This is just a guideline for US / Canadian returns
We will still prepare Canadian only (lives in Canada, no US connection period) with two or three slips and no capital gains, etc. for $200.00 up. However, if you have a stack of 1099, or T3 or T4A or T5 or K1 reporting forms, expect to pay an average of $10.00 each with up to $50.00 for a K1 or T5013 or T5008 or T101 --- Income trusts with amounts in box 42 are an even larger problem and will be more expensive. - i.e. 20 information slips will be at least $350.00
With a Rental for $400, two or three rentals for $550 to $700 (i.e. $150 per rental) First year Rental - plus $250.
A Business for $400 - Rental and business likely $550 to $700
And an American only (lives in the US with no Canadian income or filing period) with about the same things in the same range with a little bit more if there is a state return.
Moving in or out of the country or part year earnings in the US will ALWAYS be $900 and up.
TDF 90-22.1 forms are $50 for the first and $25.00 each after that when part of a tax return.
8891 forms are generally $50.00 to $100.00 each.
18 RRSPs would be $900.00 - (maybe amalgamate a couple)
Capital gains *sales)  are likely $50.00 for the first and $20.00 each after that.

Catch - up returns for the US where we use the Canadian return as a guide for seven years at a time will be from $150 to $600.00 per year depending upon numbers of bank accounts, RRSP's, existence of rental houses, self employment, etc. Note that these returns tend to be informational rather than taxable.  In fact, if there are children involved, we usually get refunds of $1,000 per child per year for 3 years.  We have done several catch-ups where the client has received as much as $6,000 back for an $1,800 bill and one recently with 6 children is resulting in over $12,000 refund. 

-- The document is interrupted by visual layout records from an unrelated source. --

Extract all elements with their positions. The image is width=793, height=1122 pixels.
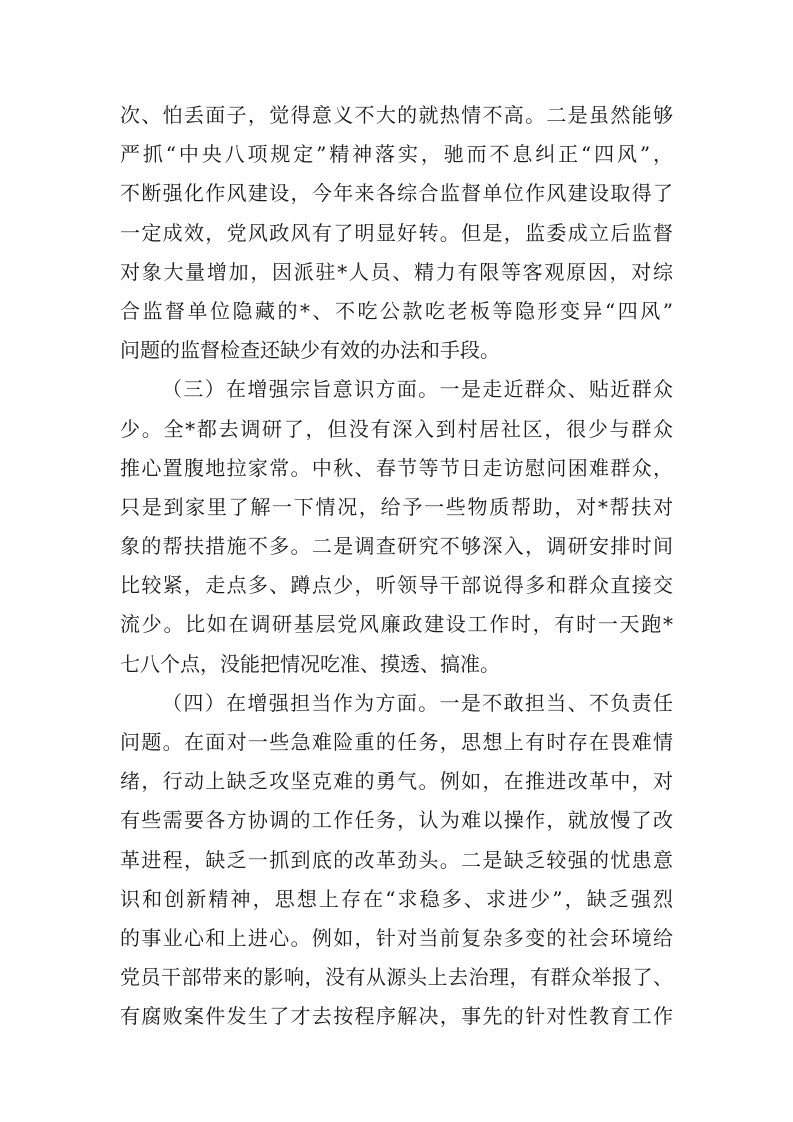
- text-line-9: 少。全*都去调研了，但没有深入到村居社区，很少与群众: [120, 416, 673, 441]
- text-line-22: 的事业心和上进心。例如，针对当前复杂多变的社会环境给: [120, 925, 673, 950]
- text-line-21: 识和创新精神，思想上存在“求稳多、求进少”，缺乏强烈: [120, 886, 673, 911]
- text-line-13: 比较紧，走点多、蹲点少，听领导干部说得多和群众直接交: [120, 573, 673, 598]
- text-line-24: 有腐败案件发生了才去按程序解决，事先的针对性教育工作: [120, 1004, 673, 1029]
- text-line-10: 推心置腹地拉家常。中秋、春节等节日走访慰问困难群众，: [120, 455, 673, 480]
- text-line-14: 流少。比如在调研基层党风廉政建设工作时，有时一天跑*: [120, 612, 673, 637]
- text-line-17: 问题。在面对一些急难险重的任务，思想上有时存在畏难情: [120, 730, 673, 754]
- text-line-4: 一定成效，党风政风有了明显好转。但是，监委成立后监督: [120, 220, 673, 245]
- text-line-3: 不断强化作风建设，今年来各综合监督单位作风建设取得了: [120, 181, 673, 206]
- text-line-1: 次、怕丢面子，觉得意义不大的就热情不高。二是虽然能够: [120, 103, 673, 127]
- text-line-12: 象的帮扶措施不多。二是调查研究不够深入，调研安排时间: [120, 534, 673, 559]
- document-page: [120, 96, 673, 1037]
- text-line-19: 有些需要各方协调的工作任务，认为难以操作，就放慢了改: [120, 808, 673, 833]
- text-line-23: 党员干部带来的影响，没有从源头上去治理，有群众举报了、: [120, 965, 673, 990]
- text-line-5: 对象大量增加，因派驻*人员、精力有限等客观原因，对综: [120, 259, 673, 284]
- text-line-20: 革进程，缺乏一抓到底的改革劲头。二是缺乏较强的忧患意: [120, 847, 673, 872]
- text-line-11: 只是到家里了解一下情况，给予一些物质帮助，对*帮扶对: [120, 494, 673, 519]
- text-line-7: 问题的监督检查还缺少有效的办法和手段。: [120, 338, 500, 363]
- text-line-2: 严抓“中央八项规定”精神落实，驰而不息纠正“四风”，: [120, 142, 673, 167]
- section-heading-3: （三）在增强宗旨意识方面。一是走近群众、贴近群众: [162, 377, 673, 402]
- text-line-6: 合监督单位隐藏的*、不吃公款吃老板等隐形变异“四风”: [120, 298, 673, 323]
- text-line-15: 七八个点，没能把情况吃准、摸透、搞准。: [120, 651, 500, 676]
- text-line-18: 绪，行动上缺乏攻坚克难的勇气。例如，在推进改革中，对: [120, 769, 673, 794]
- section-heading-4: （四）在增强担当作为方面。一是不敢担当、不负责任: [162, 690, 673, 715]
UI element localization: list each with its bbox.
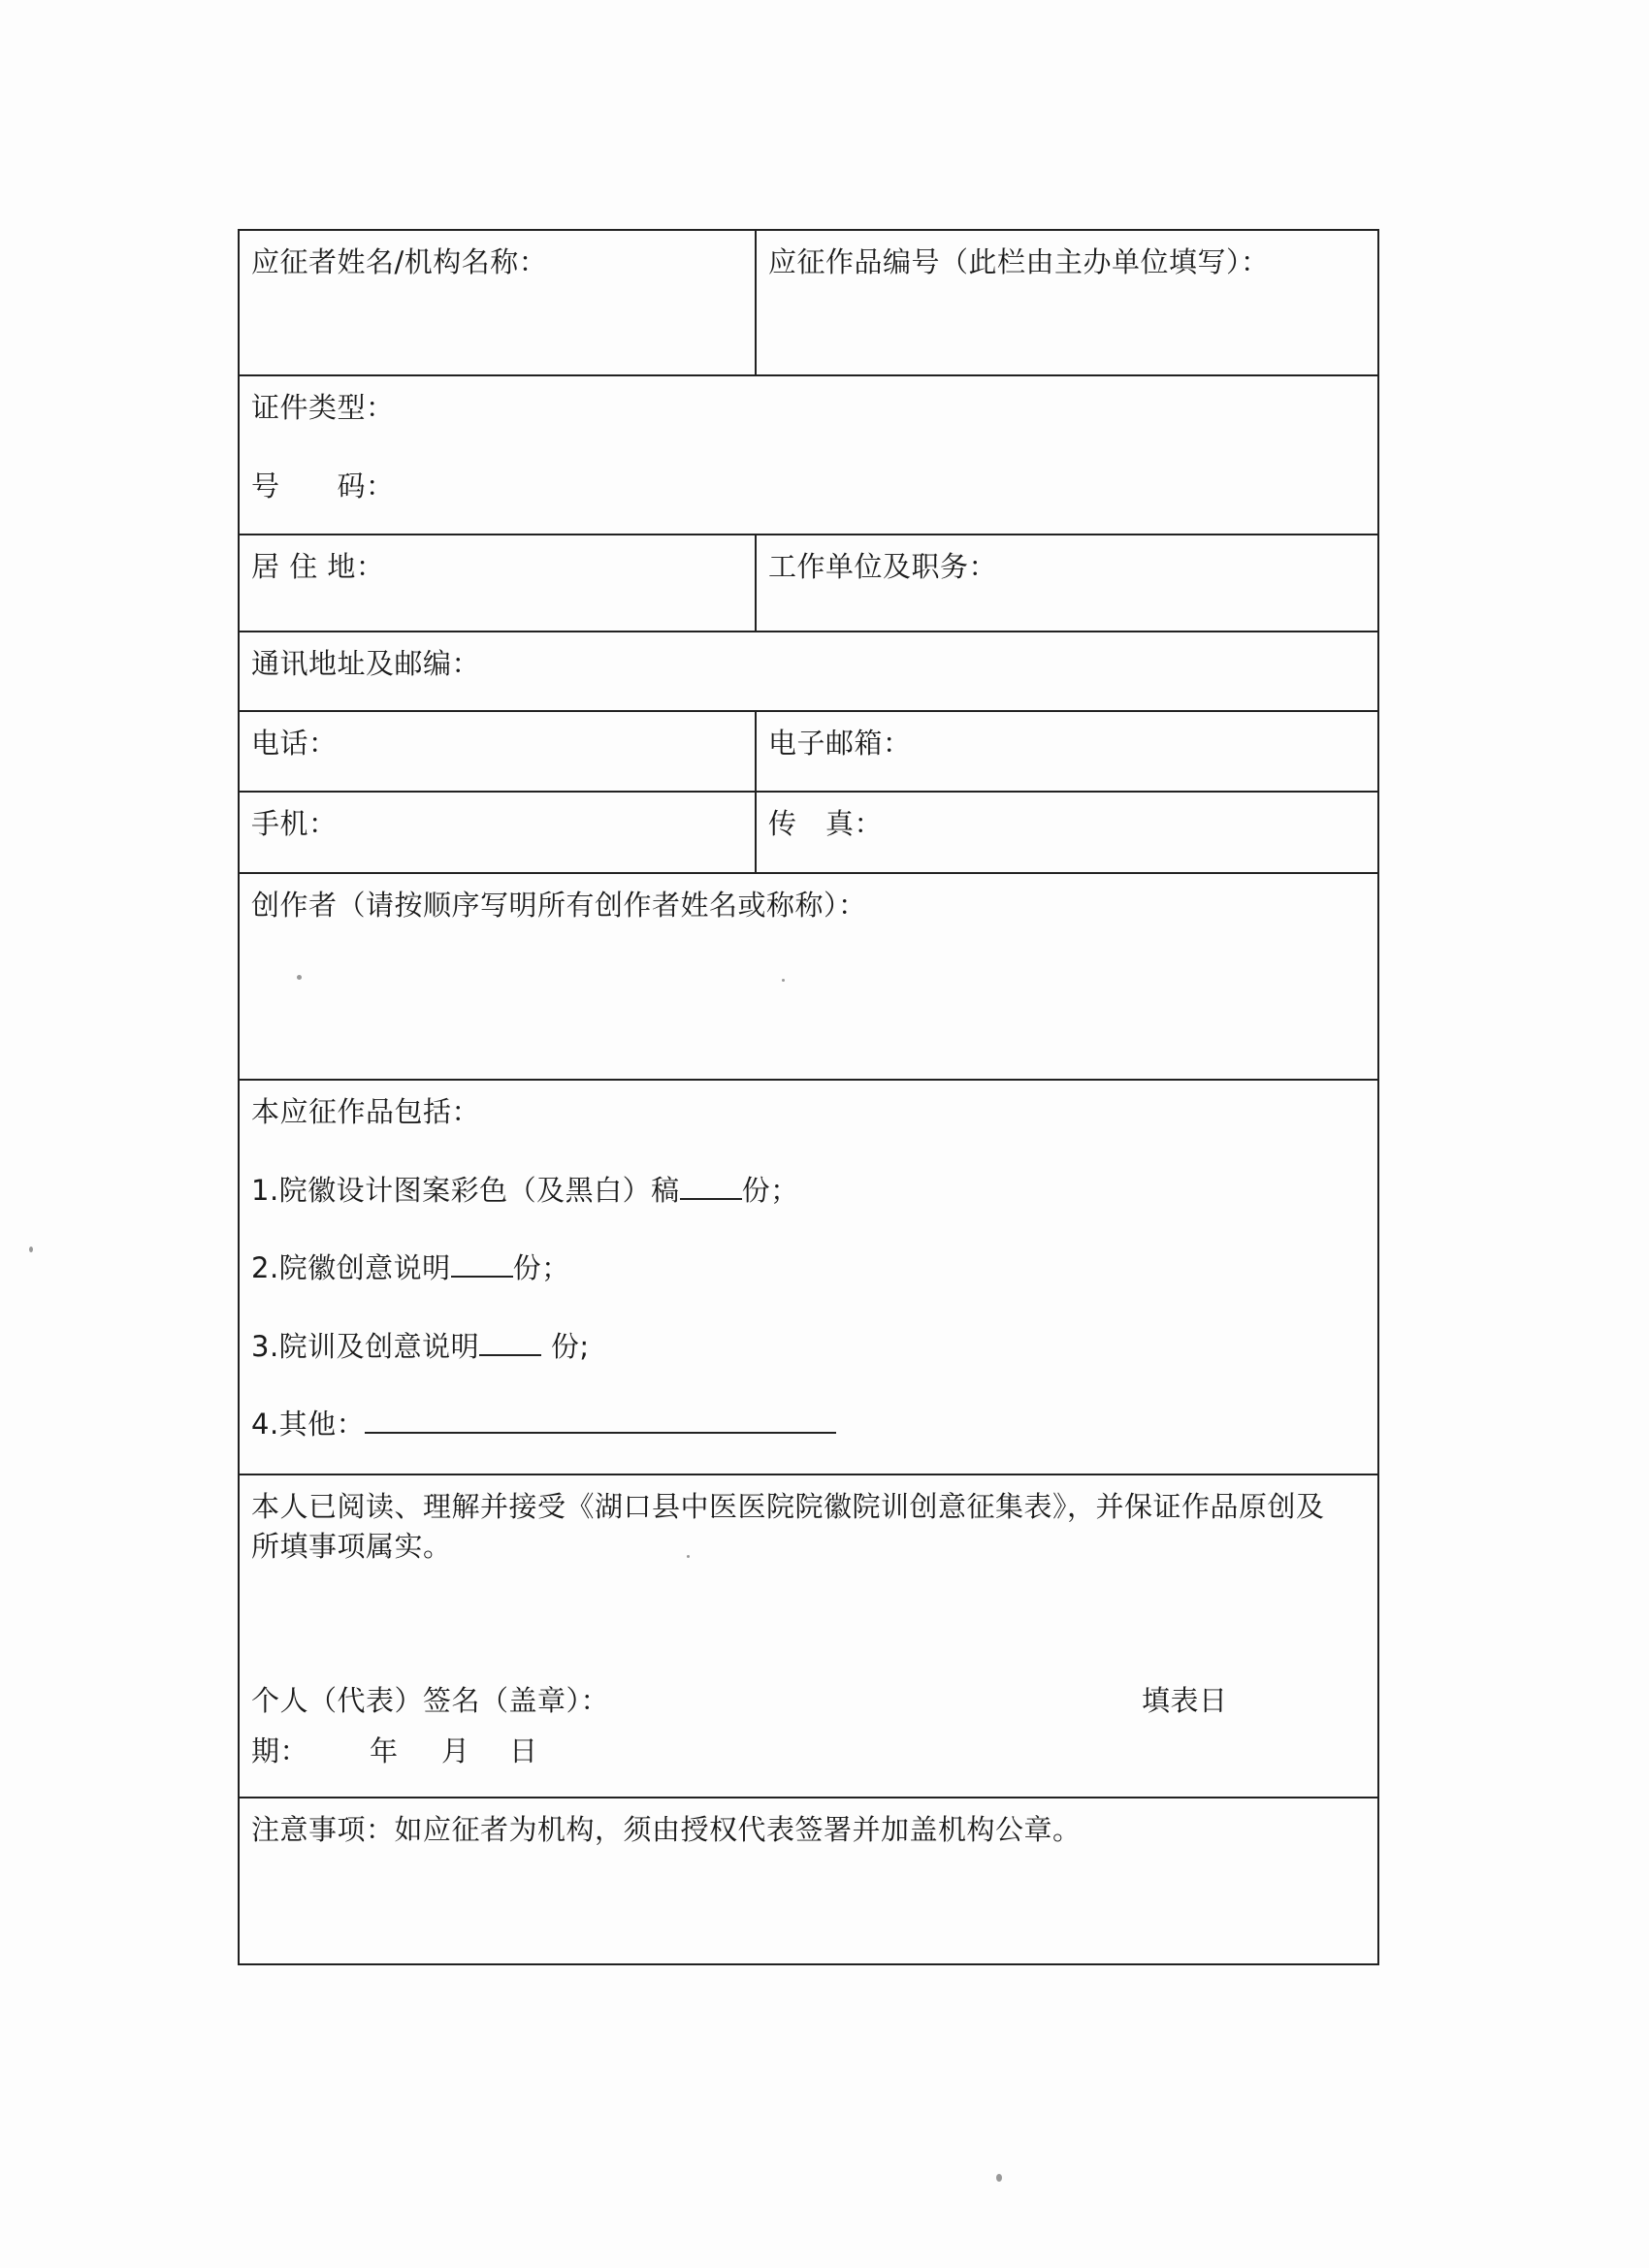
contents-item-3 (251, 1327, 1366, 1367)
contents-item-2 (251, 1248, 1366, 1288)
mobile-label: 手机： (251, 807, 338, 840)
applicant-name-cell[interactable] (240, 231, 757, 374)
contents-item-3-text: 3.院训及创意说明 (251, 1329, 480, 1363)
contents-heading: 本应征作品包括： (251, 1095, 481, 1128)
signature-line (251, 1681, 1357, 1720)
declaration-text-line-1: 本人已阅读、理解并接受《湖口县中医医院院徽院训创意征集表》，并保证作品原创及 (251, 1490, 1325, 1523)
contents-cell (240, 1081, 1377, 1474)
scan-speck (687, 1555, 690, 1558)
address-label: 通讯地址及邮编： (251, 647, 481, 680)
scan-speck (996, 2174, 1002, 2182)
employer-label: 工作单位及职务： (768, 550, 998, 583)
creators-cell[interactable] (240, 874, 1377, 1079)
row-address (240, 632, 1377, 712)
contents-item-4-text: 4.其他： (251, 1408, 366, 1442)
row-contents (240, 1081, 1377, 1475)
row-declaration (240, 1475, 1377, 1798)
row-mobile (240, 793, 1377, 874)
notes-cell (240, 1798, 1377, 1963)
applicant-name-label: 应征者姓名/机构名称： (251, 245, 548, 278)
notes-text: 注意事项：如应征者为机构，须由授权代表签署并加盖机构公章。 (251, 1813, 1082, 1846)
row-id (240, 376, 1377, 535)
contents-item-1-suffix: 份； (741, 1173, 799, 1207)
contents-item-2-text: 2.院徽创意说明 (251, 1251, 451, 1285)
address-cell[interactable] (240, 632, 1377, 710)
scan-speck (29, 1247, 33, 1252)
row-notes (240, 1798, 1377, 1963)
row-phone (240, 712, 1377, 793)
date-month[interactable]: 月 (441, 1734, 470, 1767)
work-number-label: 应征作品编号（此栏由主办单位填写）： (768, 245, 1270, 278)
email-label: 电子邮箱： (768, 727, 912, 760)
declaration-cell (240, 1475, 1377, 1797)
fax-label: 传 真： (768, 807, 884, 840)
contents-item-1-text: 1.院徽设计图案彩色（及黑白）稿 (251, 1173, 680, 1207)
id-cell[interactable] (240, 376, 1377, 534)
contents-item-2-blank[interactable] (451, 1275, 513, 1278)
employer-cell[interactable] (757, 535, 1377, 631)
contents-item-3-suffix: 份; (541, 1329, 590, 1363)
work-number-cell[interactable] (757, 231, 1377, 374)
id-type-label: 证件类型： (251, 391, 395, 424)
residence-label: 居 住 地： (251, 550, 385, 583)
scan-speck (297, 975, 302, 980)
contents-item-2-suffix: 份； (512, 1251, 570, 1285)
row-creators (240, 874, 1377, 1081)
contents-item-4 (251, 1405, 1366, 1444)
scan-speck (782, 979, 785, 982)
residence-cell[interactable] (240, 535, 757, 631)
row-applicant (240, 231, 1377, 376)
date-line (251, 1732, 639, 1770)
contents-item-4-blank[interactable] (365, 1431, 836, 1434)
email-cell[interactable] (757, 712, 1377, 791)
fax-cell[interactable] (757, 793, 1377, 872)
date-day[interactable]: 日 (509, 1734, 538, 1767)
row-residence (240, 535, 1377, 632)
contents-item-3-blank[interactable] (479, 1353, 541, 1356)
phone-label: 电话： (251, 727, 338, 760)
id-number-label: 号 码： (251, 469, 395, 502)
date-label-part-1: 填表日 (1142, 1684, 1228, 1717)
creators-label: 创作者（请按顺序写明所有创作者姓名或称称）： (251, 889, 867, 922)
contents-item-1-blank[interactable] (680, 1197, 742, 1200)
declaration-text-line-2: 所填事项属实。 (251, 1529, 452, 1563)
date-year[interactable]: 年 (370, 1734, 399, 1767)
application-form-table (238, 229, 1379, 1965)
contents-item-1 (251, 1171, 1366, 1211)
phone-cell[interactable] (240, 712, 757, 791)
mobile-cell[interactable] (240, 793, 757, 872)
date-label-part-2: 期： (251, 1734, 309, 1767)
signature-label[interactable]: 个人（代表）签名（盖章）： (251, 1684, 610, 1717)
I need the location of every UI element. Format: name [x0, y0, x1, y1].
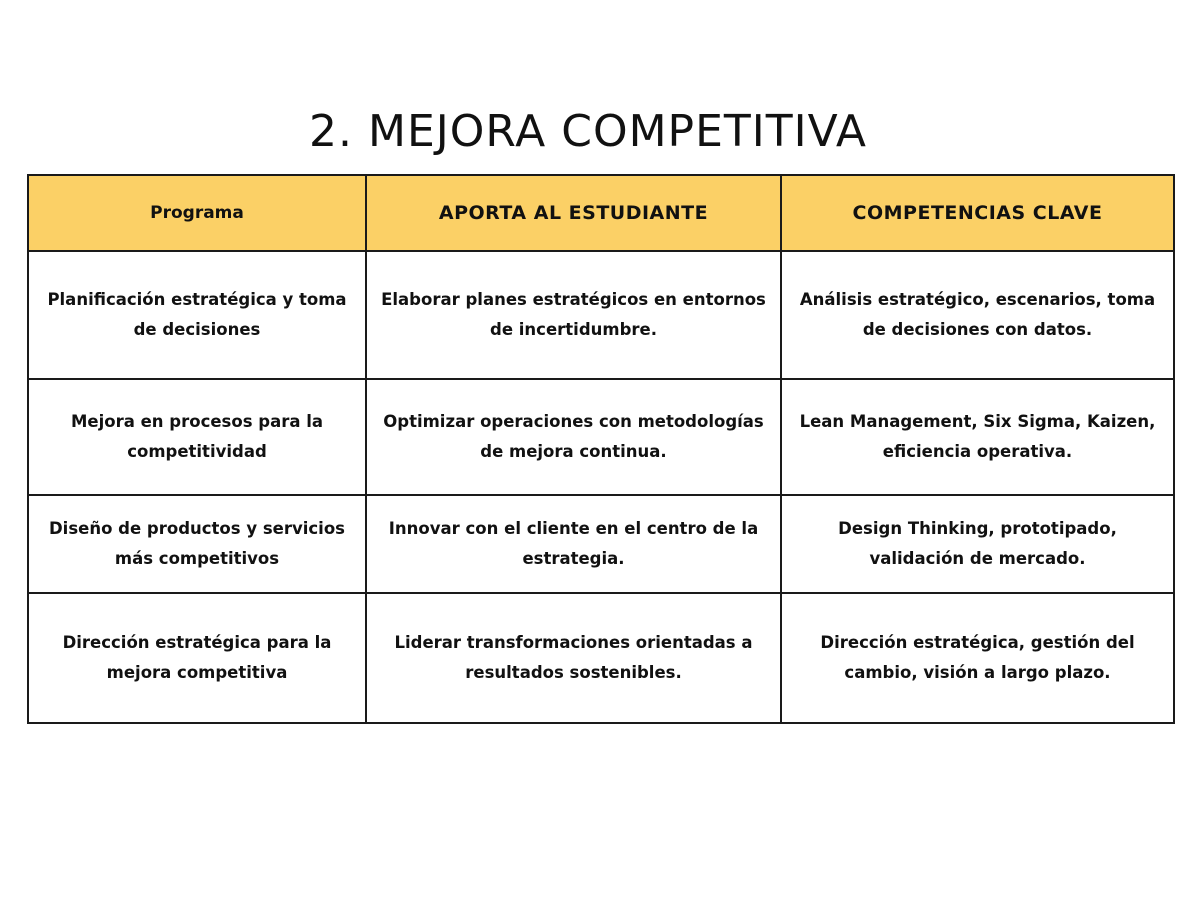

Email and Faxed information is convenient for the sender but very time consuming and hard to keep track of when they come in multiple files.  As of May 1, 2008, we will charge or be charging a surcharge for information that comes in more than two files.  It can take us a valuable hour or more  to try and put together the file when someone sends 10 emails or 15 attachments, etc. We had one return with over 50 faxes and emails for instance. 

This is a guideline not etched in stone.  If you do your own TDF-90 forms, it is to your advantage. However, if we put them in the first year, the computer carries them forward beautifully.